On connaît peu le cinéma du Bangladesh, petit pays écrasé par son imposant voisin, l’Inde — avec qui il entretient des rapports historiques très forts depuis son indépendance en 1971 et l’afflux de réfugiés bangladeshis dans l’État indien du Bengale (les deux régions partagent en effet une langue et une culture communes). Plus souvent dans l’actualité pour sa pauvreté endémique et les conditions misérables dans lesquelles les multinationales étrangères y emploient les ouvriers, le Bangladesh possède néanmoins une industrie cinématographique relativement importante, partagée, comme en Inde, entre films commerciaux et musicaux sans grand intérêt et cinéma artistique plus pointu, telle cette œuvre réalisée par la jeune cinéaste Rubaiyat Hossain. Une très belle découverte.
Scènes de la vie conjugale
Roya s’ennuie. Elle a pourtant la vie rêvée pour beaucoup de Bangladeshis : elle a fait un mariage d’amour avec un homme riche, poursuit une carrière d’actrice dans une production adaptée du grand écrivain bengali Rabindranath Tagore et a réussi à échapper à l’éducation très conservatrice de sa mère musulmane. Comme lui dit sa domestique, dont elle a pris l’éducation à sa charge, « tu as de la chance parce que ton mari ne te bat pas ». Cela devrait lui suffire, mais Roya n’est pas satisfaite. La preuve : on lui verra à peine esquisser un sourire tout au long du film.
La force de cette héroïne (superbe Shahana Goswami, actrice indienne vue notamment dans Les Enfants de minuit de Deepa Mehta) est de n’être à aucun moment unidimensionnelle. Sa vie, bien sûr, n’est rêvée que sur le papier : son mari n’est compréhensif qu’en apparence, et les devoirs conjugaux lui pèsent (dans tous les sens du terme) une fois la nuit tombée. Sa carrière professionnelle est mise en danger par son âge : après dix ans à interpréter le même rôle, une actrice plus jeune et plus fraîche est pressentie pour la remplacer. Elle ne parvient pas non plus à contrôler la vie de sa jeune domestique, qui finit par lui échapper, séduite par un des employés de l’immeuble. Enfin, elle a encore besoin de l’approbation d’un homme, producteur de théâtre reconnu (interprété par l’acteur indien Rahul Bose), pour se lancer dans des choix professionnels audacieux et s’extirper de l’emprise de son mari qui la préférerait en femme au foyer. Mais son ambition ne peut trouver à se réaliser qu’au prix d’un égoïsme inusité, de la part d’une femme, dans l’élite conservatrice de la société bangladeshie.
Under Construction
Roya, comme le suggère le titre anglais du film, est « en construction ». Sans revendiquer un message féministe, Rubaiyat Hossain l’utilise comme un symbole de ces femmes assoiffées d’indépendance mais conscientes du certain fatalisme de leur condition — ainsi de la détresse de Roya quand elle constate que sa domestique, enceinte avant le mariage, n’a plus d’autre choix que de s’installer dans un bidonville (et semble s’en contenter). Roya a toutes les clefs en main pour prendre son envol mais le veut-elle vraiment ? La cinéaste illustre le propos par de belles séquences de rêve, où la tentation de la liberté prend ainsi l’apparence d’un énorme serpent.

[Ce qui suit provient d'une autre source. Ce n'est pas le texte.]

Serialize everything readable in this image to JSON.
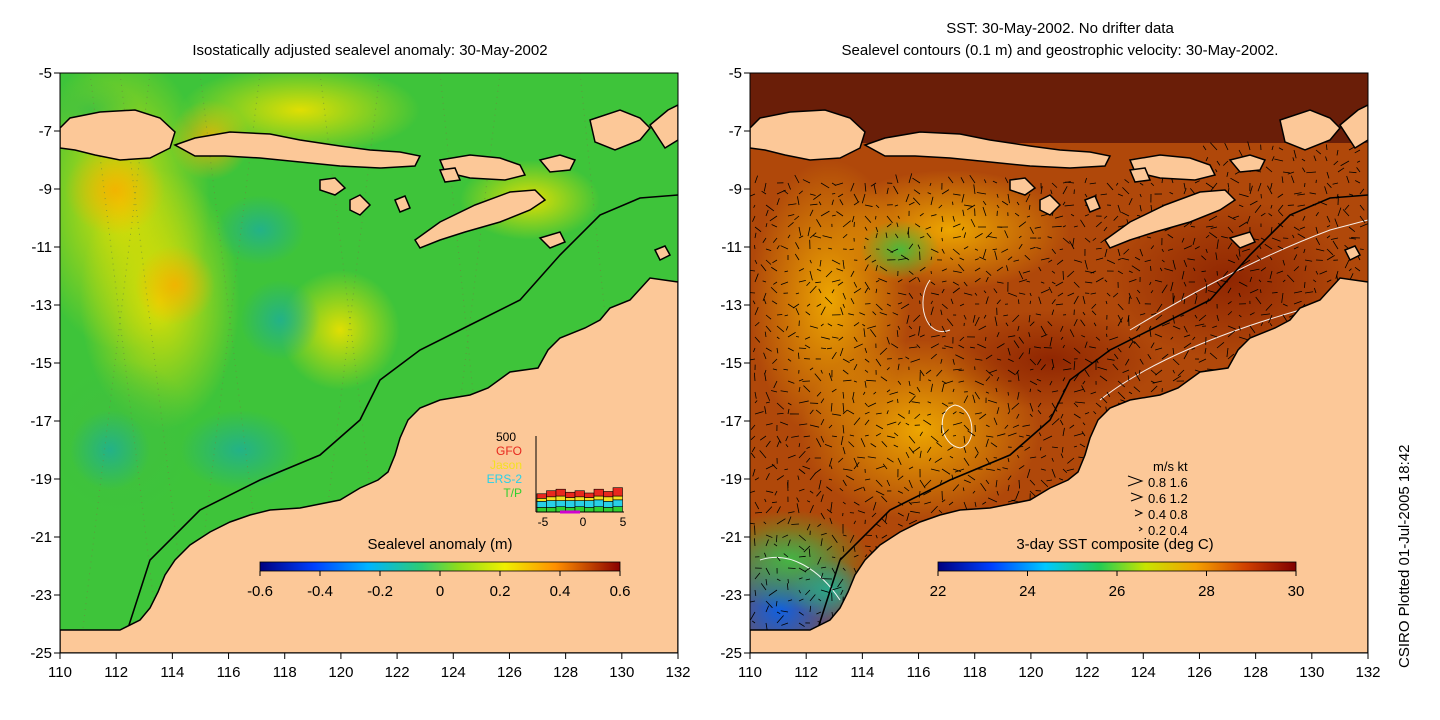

La cinéaste parvient enfin — et c’est un véritable tour de force — à introduire subtilement un commentaire sur l’ensemble de la société bangladeshie en entrecoupant les scènes de la vie bourgeoise de Roya avec des plans quasi documentaires sur la condition ouvrière au Bangladesh. L’effet, qui aurait pu alourdir le film d’un propos secondaire inutile, prend tout son sens dans une très belle séquence où Roya, qui revient du bidonville où habite son ancienne domestique, se rend compte qu’elle marche au milieu d’ouvriers se rendant au travail en file indienne, comme des automates vides d’humanité. Roya y trouve l’inspiration pour reprendre le rôle principal et produire une version contemporaine de la pièce de Tagore, Les Lauriers-Roses rouges (Red Oleander), dans laquelle l’héroïne incite des esclaves à se libérer de leur condition. La boucle est bouclée.